NHS England has said that PCNs can claim reimbursement to cover additional staff working overtime.
Parental leave for staff employed under the additional roles reimbursement scheme (ARRS) will also be reimbursed, although cover for those staff will not, according to a new FAQ document on the network DES for 2021/22.
A new suite of documents on this year’s DES revealed that PCNs will be required to offer structured medication reviews (SMRs) to patients taking opioids and gabapentinoids from1 April.
The FAQ document, published on 31 March, said PCNs claim reimbursement for additional hours above the usual whole-time-equivalent (WTE) hours worked by staff.

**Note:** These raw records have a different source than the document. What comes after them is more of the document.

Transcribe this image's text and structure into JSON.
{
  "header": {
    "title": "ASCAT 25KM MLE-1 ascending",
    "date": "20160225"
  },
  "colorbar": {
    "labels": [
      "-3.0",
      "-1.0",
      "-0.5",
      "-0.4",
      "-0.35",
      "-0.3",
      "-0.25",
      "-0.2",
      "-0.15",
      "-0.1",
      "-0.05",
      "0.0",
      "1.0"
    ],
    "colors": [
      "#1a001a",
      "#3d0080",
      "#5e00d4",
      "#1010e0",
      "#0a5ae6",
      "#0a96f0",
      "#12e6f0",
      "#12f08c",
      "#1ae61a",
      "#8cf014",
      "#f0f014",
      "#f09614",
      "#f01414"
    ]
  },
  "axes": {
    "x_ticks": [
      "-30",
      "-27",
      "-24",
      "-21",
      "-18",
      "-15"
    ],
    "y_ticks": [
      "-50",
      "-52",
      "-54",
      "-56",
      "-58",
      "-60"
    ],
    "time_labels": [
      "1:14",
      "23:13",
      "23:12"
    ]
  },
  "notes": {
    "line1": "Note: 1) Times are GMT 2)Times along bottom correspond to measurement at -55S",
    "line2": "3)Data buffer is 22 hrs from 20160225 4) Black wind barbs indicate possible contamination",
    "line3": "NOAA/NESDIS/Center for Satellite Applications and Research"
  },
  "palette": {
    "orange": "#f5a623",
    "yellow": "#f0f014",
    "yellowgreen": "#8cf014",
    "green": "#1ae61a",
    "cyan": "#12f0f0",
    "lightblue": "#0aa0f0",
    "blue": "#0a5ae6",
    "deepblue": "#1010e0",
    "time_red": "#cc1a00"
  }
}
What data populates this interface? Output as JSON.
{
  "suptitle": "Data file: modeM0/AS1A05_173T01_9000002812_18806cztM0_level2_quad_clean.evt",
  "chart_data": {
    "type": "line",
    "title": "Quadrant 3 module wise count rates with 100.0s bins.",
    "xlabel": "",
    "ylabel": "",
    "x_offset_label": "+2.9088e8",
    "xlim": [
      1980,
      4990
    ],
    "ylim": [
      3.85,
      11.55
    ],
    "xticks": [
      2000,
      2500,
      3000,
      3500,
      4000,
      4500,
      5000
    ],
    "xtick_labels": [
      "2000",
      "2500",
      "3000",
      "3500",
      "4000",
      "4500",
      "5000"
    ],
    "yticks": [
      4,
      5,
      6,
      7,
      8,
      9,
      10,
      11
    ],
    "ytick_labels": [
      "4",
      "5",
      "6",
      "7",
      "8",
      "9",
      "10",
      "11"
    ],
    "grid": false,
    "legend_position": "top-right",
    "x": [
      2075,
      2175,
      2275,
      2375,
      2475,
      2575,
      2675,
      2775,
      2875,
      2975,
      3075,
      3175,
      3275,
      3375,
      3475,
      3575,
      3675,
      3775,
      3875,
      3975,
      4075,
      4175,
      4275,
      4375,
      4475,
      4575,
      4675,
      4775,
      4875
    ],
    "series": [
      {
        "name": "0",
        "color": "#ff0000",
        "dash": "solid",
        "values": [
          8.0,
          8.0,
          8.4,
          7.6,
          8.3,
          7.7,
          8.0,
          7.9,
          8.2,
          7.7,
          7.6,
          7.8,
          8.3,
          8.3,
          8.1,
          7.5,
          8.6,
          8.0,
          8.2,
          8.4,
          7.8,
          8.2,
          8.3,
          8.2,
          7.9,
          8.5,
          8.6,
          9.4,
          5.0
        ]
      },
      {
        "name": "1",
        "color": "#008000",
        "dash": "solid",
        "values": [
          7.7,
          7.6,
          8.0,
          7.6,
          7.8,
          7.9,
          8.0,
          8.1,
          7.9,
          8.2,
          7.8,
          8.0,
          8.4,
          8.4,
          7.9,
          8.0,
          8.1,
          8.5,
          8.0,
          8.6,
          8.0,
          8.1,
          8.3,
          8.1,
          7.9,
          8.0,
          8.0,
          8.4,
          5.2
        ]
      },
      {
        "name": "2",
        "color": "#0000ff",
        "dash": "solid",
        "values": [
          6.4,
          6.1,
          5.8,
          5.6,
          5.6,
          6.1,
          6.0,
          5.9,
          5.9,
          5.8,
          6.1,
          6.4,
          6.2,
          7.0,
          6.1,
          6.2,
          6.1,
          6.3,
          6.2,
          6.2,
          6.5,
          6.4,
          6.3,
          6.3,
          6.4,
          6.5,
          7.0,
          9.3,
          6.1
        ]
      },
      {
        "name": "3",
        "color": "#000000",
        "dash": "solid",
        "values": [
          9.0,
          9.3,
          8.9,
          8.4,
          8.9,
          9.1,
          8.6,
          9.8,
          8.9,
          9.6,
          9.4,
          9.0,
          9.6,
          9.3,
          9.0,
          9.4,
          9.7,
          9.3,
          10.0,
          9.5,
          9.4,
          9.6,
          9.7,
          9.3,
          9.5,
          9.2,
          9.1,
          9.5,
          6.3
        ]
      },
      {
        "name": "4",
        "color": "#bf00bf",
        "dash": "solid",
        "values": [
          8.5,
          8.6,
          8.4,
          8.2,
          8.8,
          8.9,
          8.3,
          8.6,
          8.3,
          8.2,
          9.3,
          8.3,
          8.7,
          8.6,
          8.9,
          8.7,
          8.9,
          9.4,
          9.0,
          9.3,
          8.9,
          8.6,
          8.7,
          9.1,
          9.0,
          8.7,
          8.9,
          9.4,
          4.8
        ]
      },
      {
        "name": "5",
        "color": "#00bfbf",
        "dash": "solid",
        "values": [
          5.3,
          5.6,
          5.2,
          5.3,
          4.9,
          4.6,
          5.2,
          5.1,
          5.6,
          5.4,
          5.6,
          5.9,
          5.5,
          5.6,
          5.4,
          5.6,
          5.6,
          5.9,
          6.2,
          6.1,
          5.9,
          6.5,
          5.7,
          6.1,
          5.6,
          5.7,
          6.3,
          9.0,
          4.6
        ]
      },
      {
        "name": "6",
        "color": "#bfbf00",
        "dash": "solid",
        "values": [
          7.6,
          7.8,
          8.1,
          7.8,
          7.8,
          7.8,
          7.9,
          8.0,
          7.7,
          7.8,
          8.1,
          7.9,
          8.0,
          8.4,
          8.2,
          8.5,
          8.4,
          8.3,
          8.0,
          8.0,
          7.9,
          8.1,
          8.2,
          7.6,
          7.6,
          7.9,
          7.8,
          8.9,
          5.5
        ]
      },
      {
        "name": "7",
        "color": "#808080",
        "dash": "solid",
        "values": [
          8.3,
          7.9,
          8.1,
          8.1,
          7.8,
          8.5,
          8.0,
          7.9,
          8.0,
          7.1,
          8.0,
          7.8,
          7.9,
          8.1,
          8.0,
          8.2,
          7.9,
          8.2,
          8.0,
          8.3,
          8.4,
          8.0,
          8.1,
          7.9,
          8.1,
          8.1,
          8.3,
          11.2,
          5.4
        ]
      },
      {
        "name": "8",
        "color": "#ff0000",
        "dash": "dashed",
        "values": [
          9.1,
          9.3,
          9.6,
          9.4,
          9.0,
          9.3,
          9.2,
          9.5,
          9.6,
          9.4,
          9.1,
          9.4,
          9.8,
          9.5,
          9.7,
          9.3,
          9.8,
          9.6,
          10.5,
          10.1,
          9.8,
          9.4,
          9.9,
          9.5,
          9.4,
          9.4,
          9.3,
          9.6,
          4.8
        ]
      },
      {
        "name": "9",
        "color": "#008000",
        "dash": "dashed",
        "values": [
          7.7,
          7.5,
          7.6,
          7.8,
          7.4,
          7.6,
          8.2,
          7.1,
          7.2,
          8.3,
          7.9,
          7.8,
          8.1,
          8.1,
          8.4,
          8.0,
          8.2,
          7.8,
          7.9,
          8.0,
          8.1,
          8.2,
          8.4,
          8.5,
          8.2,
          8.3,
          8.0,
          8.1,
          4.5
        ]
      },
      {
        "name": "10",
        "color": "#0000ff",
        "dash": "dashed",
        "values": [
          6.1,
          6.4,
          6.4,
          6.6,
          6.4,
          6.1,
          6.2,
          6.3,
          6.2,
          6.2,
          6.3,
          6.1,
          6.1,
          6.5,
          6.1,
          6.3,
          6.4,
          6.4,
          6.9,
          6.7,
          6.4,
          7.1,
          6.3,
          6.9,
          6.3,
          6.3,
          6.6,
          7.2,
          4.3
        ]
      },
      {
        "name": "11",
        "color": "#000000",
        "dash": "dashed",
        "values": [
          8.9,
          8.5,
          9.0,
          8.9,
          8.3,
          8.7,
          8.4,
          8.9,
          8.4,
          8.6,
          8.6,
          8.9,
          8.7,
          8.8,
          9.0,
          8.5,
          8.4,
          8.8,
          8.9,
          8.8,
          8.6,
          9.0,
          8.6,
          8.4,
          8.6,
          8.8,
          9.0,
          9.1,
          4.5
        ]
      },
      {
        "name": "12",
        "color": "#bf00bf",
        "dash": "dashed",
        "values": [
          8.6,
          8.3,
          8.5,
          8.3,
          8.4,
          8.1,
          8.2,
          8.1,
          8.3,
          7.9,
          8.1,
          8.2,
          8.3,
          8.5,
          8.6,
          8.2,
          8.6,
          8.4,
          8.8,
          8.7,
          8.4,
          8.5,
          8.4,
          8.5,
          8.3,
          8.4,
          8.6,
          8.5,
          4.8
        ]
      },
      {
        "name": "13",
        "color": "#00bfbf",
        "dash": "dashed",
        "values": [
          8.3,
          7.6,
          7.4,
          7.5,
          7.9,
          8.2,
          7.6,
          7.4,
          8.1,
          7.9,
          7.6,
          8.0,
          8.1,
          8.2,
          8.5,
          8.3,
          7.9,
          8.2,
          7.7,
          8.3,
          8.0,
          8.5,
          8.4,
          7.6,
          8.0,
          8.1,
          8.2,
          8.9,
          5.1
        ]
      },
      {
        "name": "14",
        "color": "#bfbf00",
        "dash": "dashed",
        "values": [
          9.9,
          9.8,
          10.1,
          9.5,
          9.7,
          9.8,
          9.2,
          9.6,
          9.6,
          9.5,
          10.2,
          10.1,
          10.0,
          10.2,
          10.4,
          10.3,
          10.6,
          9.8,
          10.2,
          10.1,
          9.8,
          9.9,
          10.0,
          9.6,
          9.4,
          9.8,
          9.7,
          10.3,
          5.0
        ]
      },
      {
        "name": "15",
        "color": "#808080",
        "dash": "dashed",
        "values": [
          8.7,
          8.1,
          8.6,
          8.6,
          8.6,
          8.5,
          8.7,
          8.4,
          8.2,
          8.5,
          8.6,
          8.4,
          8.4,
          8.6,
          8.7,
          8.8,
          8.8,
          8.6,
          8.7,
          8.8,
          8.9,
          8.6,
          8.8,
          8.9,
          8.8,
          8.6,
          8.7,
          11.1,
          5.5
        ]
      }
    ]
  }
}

It said: ‘A PCN may use its additional roles reimbursement sum to reimburse additional hours worked by PCN staff.
‘This can be done at plain time rates only and the increase in WTE hours must be clearly recorded in the PCN’s claim and on the National Workforce Reporting System.’
It added that PCNs will also ‘continue to be reimbursed’ if ARRS staff go on parental or sickness leave – with reimbursement to be reduced in line with salary.
However, it said it is ‘up to the PCN as to whether they employ temporary cover or not’.
‘This may be an additional expense on top of the employer’s responsibility to pay for maternity and sickness absence, but the PCN would only be able to claim for the WTE that was absent’, NHS England added.
It also said that ARRS funding will be sustained for a ‘grace period’ of three months when positions within the PCN baseline become vacant.
After three months have passed from the post becoming vacant, PCNs will no longer be able to claim for one of the same roles under the ARRS until the baseline vacancy is filled, it added.
And the document said ARRS funding is not guaranteed once claimed but is dependent on PCNs continuing to meet the DES requirements.
It added: ‘As set out in Investment and Evolution: Update to the GP contract agreement 2020/21 – 2023/24, staff employed or engaged through the Additional Roles Reimbursement Scheme will be considered as part of the core general practice cost base beyond 2023/24.’